Я научился ловить оттенки насмешки, иронии, критики в отрывочных высказываниях в «Часах», или где-нибудь в кино, или в толпе у стенда с объявлениями.
Но я не видел за ними ничего серьезного, никакого признака сопротивления или даже попытки к нему.
Мне оставалось только выжидать. И просто жить!
Моя домашняя жизнь на Линденвег была далека от тишины и покоя «необитаемого острова». Бурная общественная деятельность фрау Муймер, как тайфун, подымала в воздух даже камни!..
Каждый четверг был посвящен «работе над письмами», которой Альбертина и Шониг придавали исключительное значение. Можно было диву даваться, какое кадило они умели раздувать по поводу самой малости. Ну, а что касалось «кампании писем на фронт», так здесь им просто удержу не было.
Обычно они орудовали вокруг этих писем вдвоем, но однажды Шониг пригласил свою племянницу Ленхен, чтобы приобщить ее к «патриотической работе в рамках квартала», – так это называлось. Я думаю, что тут Шониг в основном преследовал другую цель: отвадить Ленхен от легкомысленного времяпрепровождения, к чему она обнаружила очень раннюю склонность.
Как я понял, Ленхен не пылала желанием «приобщиться», но деваться было некуда. Отца ее убили на фронте, Шониг приехал в деревню, где мать Ленхен осталась с тремя детьми, и сказал без обиняков, что помогать им не может, а вот взять к себе шестнадцатилетнюю Ленхен и устроить ее на работу – может.
Ленхен побаивалась дяди-деятеля: в деревне он слыл чуть ли не рейхсминистром. А в семье Ленхен все было попросту, да и вообще в этой деревне каким-то образом, как я понял из рассказов, сохранилась патриархальная атмосфера. И когда приходило письмо с черной каемкой, то люди оплакивали погибшего и никому не приходило в голову делать из этого повод для восхваления фюрера и режима.
Шониг внес и сюда свои коррективы. Полетели телеграммы в Берлин с заверениями, что почетная смерть кормильца семьи удесятерила энергию оставшихся, что они готовы к новым жертвам во имя…
Заплаканная вдова подчинилась столичному родственнику, который знал, что к чему.
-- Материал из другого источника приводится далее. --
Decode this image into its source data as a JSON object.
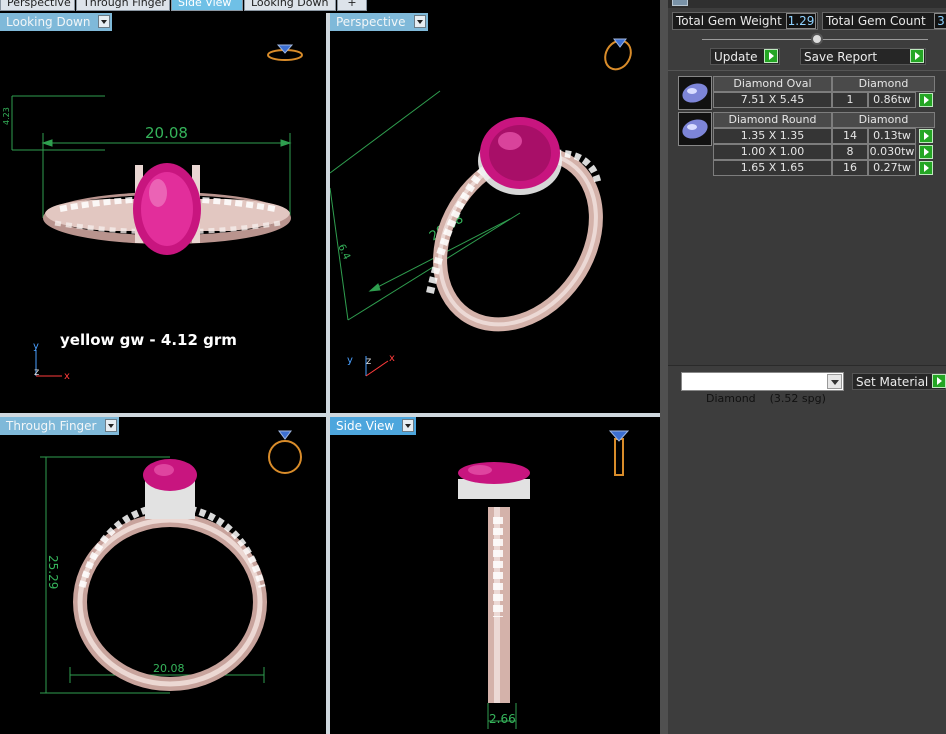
{
  "top_tabs": [
    "Perspective",
    "Through Finger",
    "Side View",
    "Looking Down",
    "+"
  ],
  "active_top_tab": "Side View",
  "viewports": {
    "looking_down": {
      "label": "Looking Down",
      "dim_width": "20.08",
      "dim_side": "4.23",
      "caption": "yellow gw - 4.12 grm",
      "axis_y": "y",
      "axis_z": "z",
      "axis_x": "x"
    },
    "perspective": {
      "label": "Perspective",
      "dim_width": "20.08",
      "dim_side": "6.4",
      "axis_y": "y",
      "axis_z": "z",
      "axis_x": "x"
    },
    "through_finger": {
      "label": "Through Finger",
      "dim_height": "25.29",
      "dim_bottom": "20.08"
    },
    "side_view": {
      "label": "Side View",
      "dim_bottom": "2.66"
    }
  },
  "panel": {
    "total_gem_weight_label": "Total Gem Weight",
    "total_gem_weight_value": "1.29",
    "total_gem_count_label": "Total Gem Count",
    "total_gem_count_value": "3",
    "update_label": "Update",
    "save_report_label": "Save Report",
    "gems": [
      {
        "shape": "Diamond Oval",
        "material": "Diamond",
        "rows": [
          {
            "size": "7.51 X 5.45",
            "count": "1",
            "weight": "0.86tw"
          }
        ]
      },
      {
        "shape": "Diamond Round",
        "material": "Diamond",
        "rows": [
          {
            "size": "1.35 X 1.35",
            "count": "14",
            "weight": "0.13tw"
          },
          {
            "size": "1.00 X 1.00",
            "count": "8",
            "weight": "0.030tw"
          },
          {
            "size": "1.65 X 1.65",
            "count": "16",
            "weight": "0.27tw"
          }
        ]
      }
    ],
    "material_select": "Diamond    (3.52 spg)",
    "set_material_label": "Set Material"
  },
  "colors": {
    "viewport_bg": "#000000",
    "panel_bg": "#3d3d3d",
    "dimension_green": "#35b35a",
    "gem_magenta": "#c8157f",
    "metal_rose": "#d8b8b0",
    "active_tab_blue": "#4da6dd"
  },
  "icons": [
    "ring-thumbnail-icon",
    "gem-icon",
    "play-arrow-icon",
    "dropdown-arrow-icon"
  ]
}
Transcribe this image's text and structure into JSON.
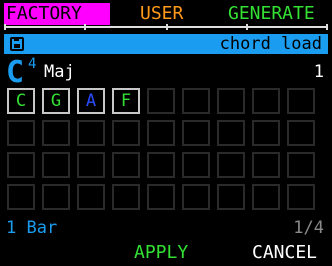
{
  "tabs": {
    "factory": "FACTORY",
    "user": "USER",
    "generate": "GENERATE"
  },
  "header_bar": {
    "label": "chord load",
    "icon": "disk-icon"
  },
  "chord": {
    "root": "C",
    "octave": "4",
    "quality": "Maj",
    "count": "1"
  },
  "grid": {
    "columns": 9,
    "rows": 4,
    "cells": [
      {
        "text": "C",
        "color": "#33e033"
      },
      {
        "text": "G",
        "color": "#33e033"
      },
      {
        "text": "A",
        "color": "#2a4cff"
      },
      {
        "text": "F",
        "color": "#33e033"
      }
    ]
  },
  "footer": {
    "length": "1 Bar",
    "page": "1/4"
  },
  "buttons": {
    "apply": "APPLY",
    "cancel": "CANCEL"
  },
  "colors": {
    "accent": "#1a9df0",
    "factory": "#ff00ff",
    "user": "#ff9a1a",
    "generate": "#33e033"
  }
}
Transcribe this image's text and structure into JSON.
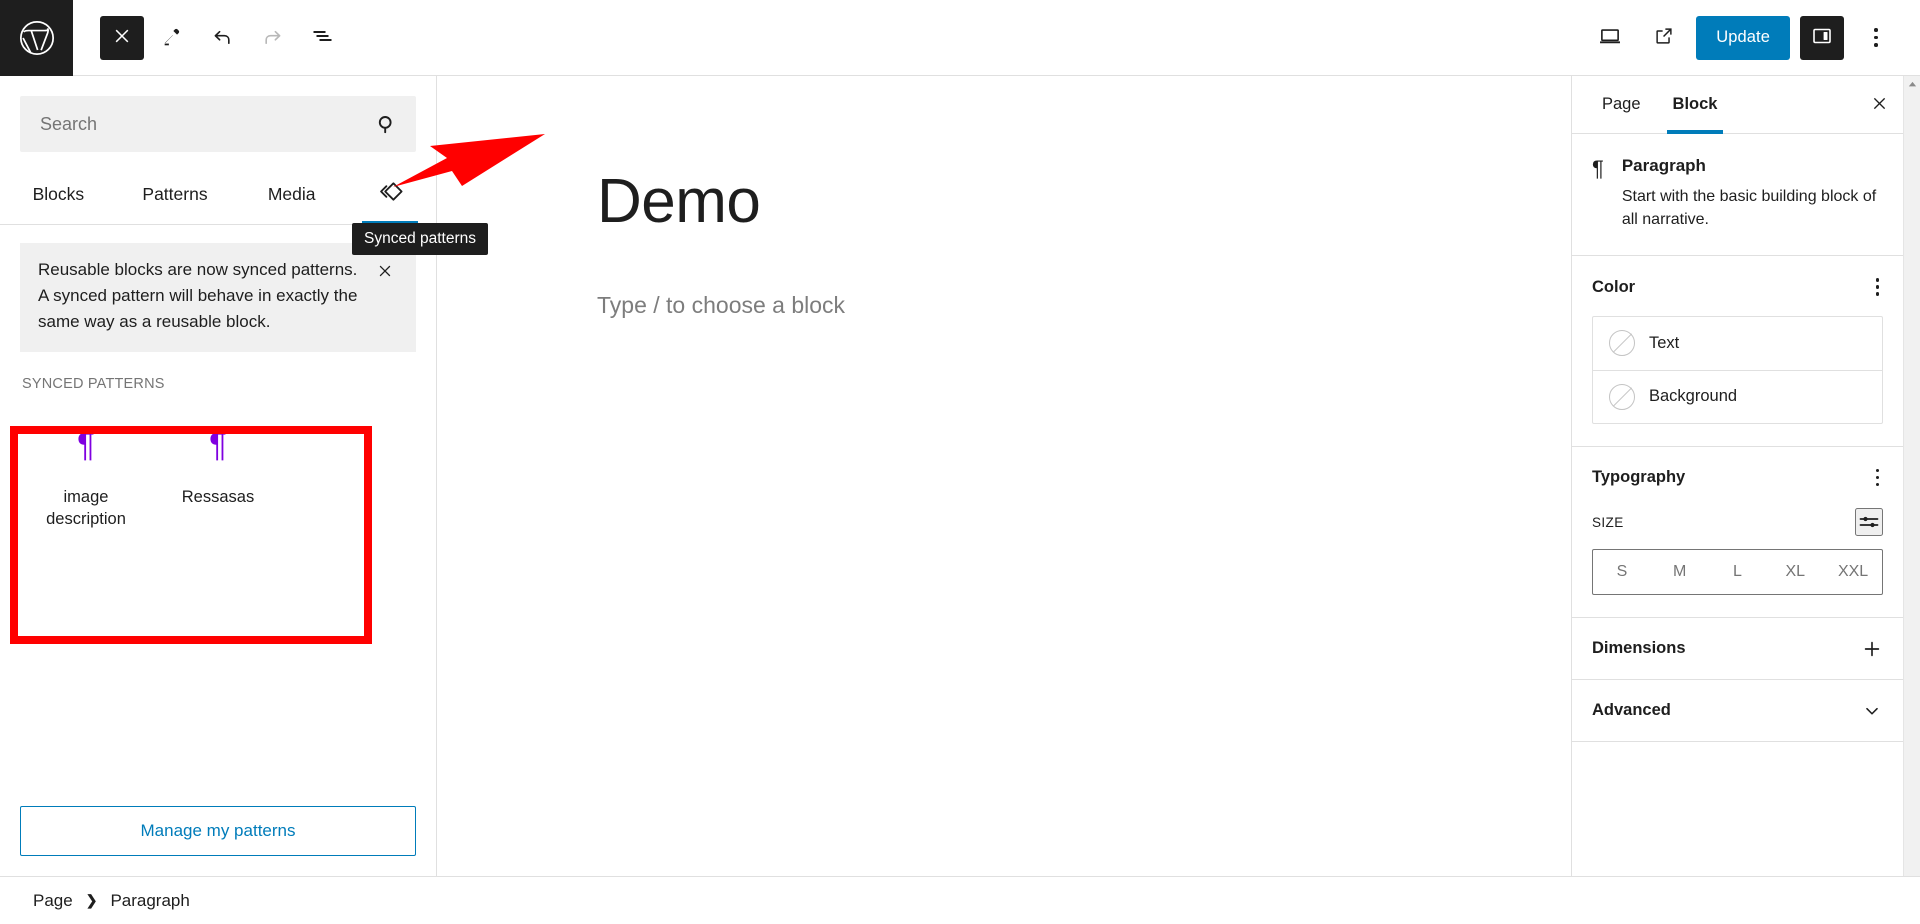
{
  "topbar": {
    "logo_icon": "wordpress-logo-icon",
    "close_icon": "close-icon",
    "edit_icon": "pencil-edit-icon",
    "undo_icon": "undo-icon",
    "redo_icon": "redo-icon",
    "list_view_icon": "document-overview-icon",
    "preview_icon": "desktop-preview-icon",
    "view_external_icon": "view-external-link-icon",
    "update_label": "Update",
    "settings_panel_icon": "settings-sidebar-icon",
    "options_icon": "more-options-kebab-icon"
  },
  "inserter": {
    "search": {
      "placeholder": "Search",
      "value": "",
      "icon": "search-icon"
    },
    "tabs": [
      {
        "label": "Blocks",
        "active": false
      },
      {
        "label": "Patterns",
        "active": false
      },
      {
        "label": "Media",
        "active": false
      }
    ],
    "synced_tab": {
      "icon": "synced-patterns-icon",
      "active": true,
      "tooltip": "Synced patterns"
    },
    "notice": {
      "text": "Reusable blocks are now synced patterns. A synced pattern will behave in exactly the same way as a reusable block.",
      "close_icon": "close-icon"
    },
    "section_title": "SYNCED PATTERNS",
    "patterns": [
      {
        "label": "image description",
        "glyph": "¶"
      },
      {
        "label": "Ressasas",
        "glyph": "¶"
      }
    ],
    "manage_label": "Manage my patterns"
  },
  "canvas": {
    "title": "Demo",
    "body_placeholder": "Type / to choose a block"
  },
  "settings": {
    "tabs": [
      {
        "label": "Page",
        "active": false
      },
      {
        "label": "Block",
        "active": true
      }
    ],
    "close_icon": "close-icon",
    "block": {
      "icon": "paragraph-icon",
      "glyph": "¶",
      "title": "Paragraph",
      "description": "Start with the basic building block of all narrative."
    },
    "color_panel": {
      "title": "Color",
      "options_icon": "more-options-kebab-icon",
      "rows": [
        {
          "label": "Text",
          "swatch": "none"
        },
        {
          "label": "Background",
          "swatch": "none"
        }
      ]
    },
    "typography_panel": {
      "title": "Typography",
      "options_icon": "more-options-kebab-icon",
      "size_label": "SIZE",
      "sliders_icon": "custom-size-sliders-icon",
      "sizes": [
        "S",
        "M",
        "L",
        "XL",
        "XXL"
      ],
      "selected_size": ""
    },
    "dimensions_panel": {
      "title": "Dimensions",
      "icon": "plus-icon"
    },
    "advanced_panel": {
      "title": "Advanced",
      "icon": "chevron-down-icon"
    },
    "scroll_up_icon": "scroll-up-arrow-icon"
  },
  "breadcrumb": {
    "items": [
      "Page",
      "Paragraph"
    ],
    "separator": "❯"
  },
  "annotations": {
    "arrow_color": "#ff0000",
    "box_color": "#ff0000"
  },
  "colors": {
    "accent": "#007cba",
    "dark": "#1e1e1e",
    "pattern_glyph": "#7f00e0",
    "annotation": "#ff0000"
  }
}
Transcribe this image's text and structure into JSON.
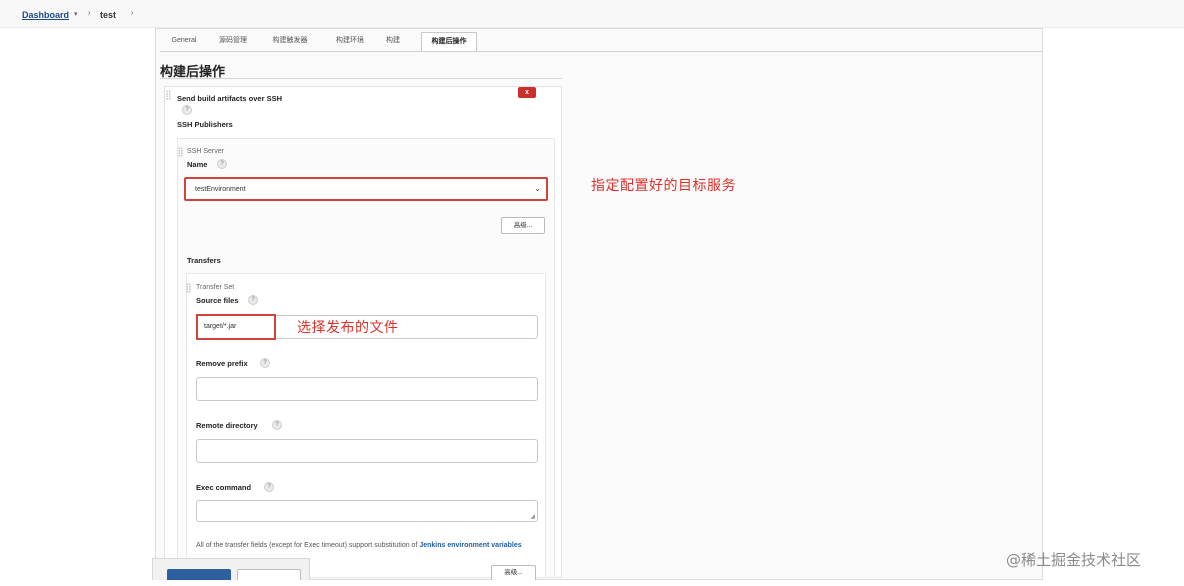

Ленхен собралась, сама не зная, радоваться ей или печалиться. С одной стороны, ей хотелось вырваться из-под опеки матери, с другой – ее подавлял волевой дядя.
Мне Ленхен показалась пройдохой необыкновенной: к дяде и тетке, – а фрау Шониг тоже была деятельницей, – Ленхен была обращена одной своей стороной, изображавшей предписанные «любовь, ненависть и гордость». Что происходило со второй стороной, было неизвестно, все равно как со второй половиной луны.
Я имел основание предполагать, что Ленхен, дорвавшись до столичной жизни, пустилась во все тяжкие и, что всего удивительнее, с завидной быстротой научилась прятать концы в воду. Такие выводы я сделал, однажды на рассвете заметив ее попытки открыть замок входной двери посредством шпильки для волос. Я пустил в ход свой ключ и спросил Ленхен, на что она надеялась, не имея ключа и зная, что двери повсюду запираются в девять часов вечера.
– На счастливую встречу с вами, – ответила она игриво, – и на то, что вы одолжите мне ваш ключ, чтоб я могла заказать себе дубликат.